I have had severe depressive episodes off and on for many years. I get very little help from prescription antidepressants. They generally make my anxiety worse and induce intollerable apathy. If anything turns me off to exercise its a prescription of paxil and zyprexa.
Exercise is *not* something that works immediately. In mice studies, the types of biochemical changes in nerotransmitter function, brain growth factor levels, neurogenesis, cytogenesis and HPA axis functioning do not occur over night.
The notion that exercise chooses its responders is only supported by a few studies. Sure its true that some patients cannot complete the studies but that doesn't mean that it would not have had an effect if the treatment were continued.
If there is a biochemical target of antidepressant agents, then exercise modifies it.
Oftentimes, exercise produces a much more robust effect on brain growth factor levels than antidepressants do.
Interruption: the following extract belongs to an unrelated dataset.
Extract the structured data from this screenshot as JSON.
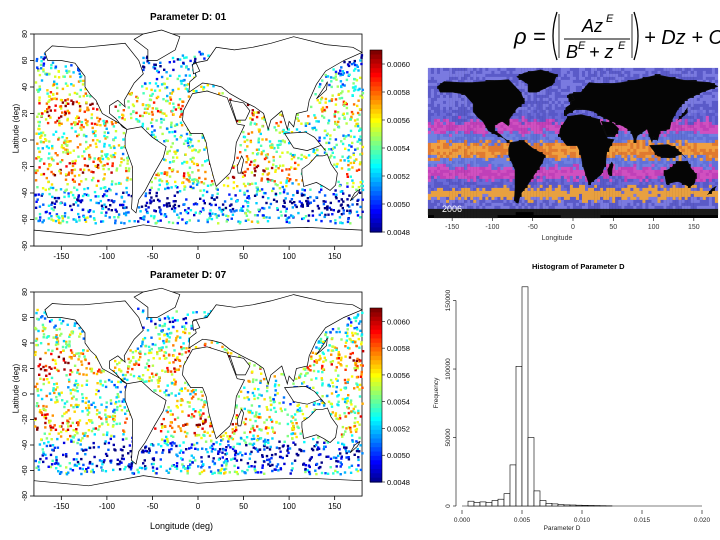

For instance, in the following study, escitalopram alone had no effect on BDNF levels, whereas exercise alone had a significant effect. The antidepressant effect of BDNF administration is evident in many anmial studies.
I think there is no proof here that exercise does not have an effect on mood and there are many studies which suggest that it can.
I think that people don't like to exercise and they don't like to continue exercising. They want to look for proof that they are entitled to sit on their behinds. They want to believe that their depression is due to some genetic flaw that only a pill can solve.
Consider this. Even in the completely genetically inherited Huntington's disease, exercise can have a profound modifying effect on disease pregression. It elevates BDNF, it exerts neuroprotective and neurotrophic effects in the disease model.
Sure exercise may not do it for everbody, it may not produce the artificial buzz of a prescription drug (thats going to poop out for you in a few years anyway), put what if it is disease modifying in depression too? I.e. exercise could be a long haul treatment that patients are turned off to by the alternative availability of the quick AD boost?
but its a heck of a lot safer than siting on the couch and popping a pill and when combined with judicious use of medication, it will probably lead to a more favorable outcome. IMHO.
Think of it this way. If a patient presents with the a diagnosis of diabeties and is currently exercising that does not lead the physician to conclude that exercise has no effect upon the diabeties and therefore the patient should stop exercising and take their medication. On the contrary, it is likely that the exercise may have been exerting an effect that was outstripped by the disease sevarity. This doesn't mean that any good doctor would still not advise exercise.